CEO of engineering group hails ‘strong set of results’ after completing £80m acquisition

The CEO of Renew Holdings, the Leeds-based engineering services group with divisions across energy, infrastructure an environment, has hailed a “strong set of results” for the year after completing an acquisition which is set to strengthen its work across the UK’s rail networks.

The firm has reported a 9.6% rise in adjusted operating profit, from £28m to £31m. However, its group revenues dipped from £545m to £541m in the year to 30 September 2018, while pre-tax profits slipped to £14m from £19m.

Net debt at the year-end was £21.4m (2017: net cash £3.9m) reflecting the £80m acquisition of specialist rail contractor QTS in May – of which £45m was raised through a placing. The deal was the firm’s largest ever acquisition and strengthens the Group’s position in the rail market.

Engineering Services, which accounts for over 85% of Group revenue and 95% of operating profit, focuses on the key markets of Energy (including Nuclear), Environmental and Infrastructure, which are largely governed by regulation and benefit from non-discretionary spend with long-term visibility of committed funding.

 Paul Scott, CEO, told TheBusinessDesk.com this morning that although the rail contracts had flattened during the year, that had been expected during 2018. However, both Renew and QTS have been successful in winning places on frameworks which begin in April 2019 which will mean that the company works on seven of the eight rail networks across the country. 

“I am very pleased to be reporting a very strong set of results, driven by the engineering services division. We have focused on the quality and the opportunity.”

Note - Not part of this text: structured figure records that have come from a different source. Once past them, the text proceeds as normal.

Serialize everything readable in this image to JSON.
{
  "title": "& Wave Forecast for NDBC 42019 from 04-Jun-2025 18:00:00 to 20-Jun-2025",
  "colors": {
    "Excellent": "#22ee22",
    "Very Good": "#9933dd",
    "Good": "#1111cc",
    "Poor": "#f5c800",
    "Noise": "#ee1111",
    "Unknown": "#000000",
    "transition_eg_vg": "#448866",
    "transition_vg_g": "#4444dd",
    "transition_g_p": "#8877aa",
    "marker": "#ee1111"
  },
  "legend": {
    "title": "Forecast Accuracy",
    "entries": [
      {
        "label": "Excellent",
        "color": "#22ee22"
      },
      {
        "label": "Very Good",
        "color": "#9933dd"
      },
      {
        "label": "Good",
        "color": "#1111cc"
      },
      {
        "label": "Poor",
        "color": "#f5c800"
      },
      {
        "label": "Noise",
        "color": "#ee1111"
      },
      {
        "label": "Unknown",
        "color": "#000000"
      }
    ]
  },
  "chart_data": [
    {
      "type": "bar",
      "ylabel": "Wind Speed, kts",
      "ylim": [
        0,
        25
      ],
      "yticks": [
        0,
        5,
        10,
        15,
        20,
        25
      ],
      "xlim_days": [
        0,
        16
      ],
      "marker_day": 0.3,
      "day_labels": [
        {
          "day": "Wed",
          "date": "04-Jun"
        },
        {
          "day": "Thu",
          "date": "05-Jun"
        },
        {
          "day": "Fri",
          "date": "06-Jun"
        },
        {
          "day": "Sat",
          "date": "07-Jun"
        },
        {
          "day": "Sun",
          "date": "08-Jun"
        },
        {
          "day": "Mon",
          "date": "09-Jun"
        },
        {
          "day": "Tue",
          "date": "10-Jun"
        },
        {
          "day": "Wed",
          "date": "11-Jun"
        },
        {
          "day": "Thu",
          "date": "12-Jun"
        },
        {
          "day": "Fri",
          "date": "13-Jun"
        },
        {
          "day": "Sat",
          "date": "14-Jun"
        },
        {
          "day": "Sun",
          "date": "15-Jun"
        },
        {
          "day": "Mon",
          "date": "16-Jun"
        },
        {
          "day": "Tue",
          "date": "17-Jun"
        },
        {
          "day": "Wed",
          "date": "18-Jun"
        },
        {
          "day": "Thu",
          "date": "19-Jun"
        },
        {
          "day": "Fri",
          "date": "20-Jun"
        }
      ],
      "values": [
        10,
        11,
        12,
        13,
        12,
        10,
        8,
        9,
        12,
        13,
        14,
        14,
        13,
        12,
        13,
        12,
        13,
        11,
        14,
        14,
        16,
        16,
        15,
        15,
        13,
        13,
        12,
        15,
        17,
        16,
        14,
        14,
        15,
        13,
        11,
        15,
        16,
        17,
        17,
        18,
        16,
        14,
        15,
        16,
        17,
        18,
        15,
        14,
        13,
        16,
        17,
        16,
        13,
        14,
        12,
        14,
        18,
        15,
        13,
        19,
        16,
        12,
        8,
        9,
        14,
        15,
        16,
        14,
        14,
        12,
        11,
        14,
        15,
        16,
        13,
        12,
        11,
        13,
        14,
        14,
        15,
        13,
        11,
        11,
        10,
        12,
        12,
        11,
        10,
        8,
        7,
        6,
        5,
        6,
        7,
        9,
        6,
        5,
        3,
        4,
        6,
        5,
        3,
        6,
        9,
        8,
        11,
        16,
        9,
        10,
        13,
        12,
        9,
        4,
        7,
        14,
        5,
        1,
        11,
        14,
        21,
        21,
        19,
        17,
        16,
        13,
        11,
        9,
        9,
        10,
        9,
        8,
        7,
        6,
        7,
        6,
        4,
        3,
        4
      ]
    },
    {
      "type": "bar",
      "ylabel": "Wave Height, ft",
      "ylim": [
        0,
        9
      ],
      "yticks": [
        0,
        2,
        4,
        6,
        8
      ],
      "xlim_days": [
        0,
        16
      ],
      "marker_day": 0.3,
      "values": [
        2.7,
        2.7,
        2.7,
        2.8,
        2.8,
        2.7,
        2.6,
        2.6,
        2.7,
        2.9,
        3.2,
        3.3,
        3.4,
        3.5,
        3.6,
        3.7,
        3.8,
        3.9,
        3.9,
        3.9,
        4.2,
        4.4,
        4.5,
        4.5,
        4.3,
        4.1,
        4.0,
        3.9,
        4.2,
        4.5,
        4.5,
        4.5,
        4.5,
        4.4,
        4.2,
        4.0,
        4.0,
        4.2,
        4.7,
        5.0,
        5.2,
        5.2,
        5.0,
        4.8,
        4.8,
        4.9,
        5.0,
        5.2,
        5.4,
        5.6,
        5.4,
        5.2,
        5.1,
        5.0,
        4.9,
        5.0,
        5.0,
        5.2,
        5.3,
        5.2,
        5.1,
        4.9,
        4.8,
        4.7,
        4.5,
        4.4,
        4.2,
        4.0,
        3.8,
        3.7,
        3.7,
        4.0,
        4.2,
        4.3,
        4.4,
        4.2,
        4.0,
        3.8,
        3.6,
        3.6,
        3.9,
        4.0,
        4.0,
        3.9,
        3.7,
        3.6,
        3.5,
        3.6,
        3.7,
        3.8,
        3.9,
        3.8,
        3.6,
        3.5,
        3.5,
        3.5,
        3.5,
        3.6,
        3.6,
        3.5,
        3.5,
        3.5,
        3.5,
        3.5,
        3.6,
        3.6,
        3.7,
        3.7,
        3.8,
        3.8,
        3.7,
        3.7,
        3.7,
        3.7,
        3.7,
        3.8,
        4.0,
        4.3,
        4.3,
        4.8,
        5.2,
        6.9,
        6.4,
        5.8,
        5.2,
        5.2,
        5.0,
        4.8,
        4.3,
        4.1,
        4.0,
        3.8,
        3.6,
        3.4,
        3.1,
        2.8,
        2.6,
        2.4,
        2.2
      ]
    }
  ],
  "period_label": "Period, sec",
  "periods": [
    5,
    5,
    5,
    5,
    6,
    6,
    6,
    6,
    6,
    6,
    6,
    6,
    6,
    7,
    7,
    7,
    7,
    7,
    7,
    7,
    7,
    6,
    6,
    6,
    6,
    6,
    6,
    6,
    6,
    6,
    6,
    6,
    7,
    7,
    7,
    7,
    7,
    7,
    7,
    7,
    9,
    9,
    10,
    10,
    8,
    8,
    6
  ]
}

Of the QTS acquisition, Scott said he was so far “delighted with the contribution it had made to the group.” He added: “They are embracing the concept of being part of a larger group. It sets the foundations for what we believe is growth opportunity in the world of rail.”

Scott added that there had been growth in the water and environmental sectors of the group, with the “strongest year yet” with their work with the Environment Agency, and that during the year, Renew expanded its nuclear footprint. In its coastal and river work, Renew is still working on the River Fosse barrier. While he added that the topline revenue “was a bit mixed” the firm had a solid foundations for growth.

Renew’s specialist building division, which accounts for 5% of group operating margin and focuses on high quality residential market in London and the Home Counties, saw revenues reduce to £74.2m (2017: £106.8m) and operating profit reduce to £600,000 (2017: £2.4m). At the year-end, the forward order book stood at £48m (2017: £73m). Scott said the drop showed that the group had gone from delivering three major projects in 2017 to a reduced number this year because the firm was not looking to take on risk. He added: “It is nt a reflection of the market because the opportunity is very strong., It is just not a major part of the group.”

In February, the Group made the decision to exit from its gas infrastructure activities with the disposal of Forefront, allowing management to focus on the continuing growth opportunities elsewhere in the Group.

David M Forbes, Chairman, said: “I am encouraged by another set of excellent results which demonstrates the continued progress in executing our long-standing strategy by growing the business in our chosen markets both organically and through selective complementary acquisitions. Our solid foundations allow the Board to look forward to 2019 with confidence.”

The group announced an increased dividends payment of 10p per share, up from 9p in 2017.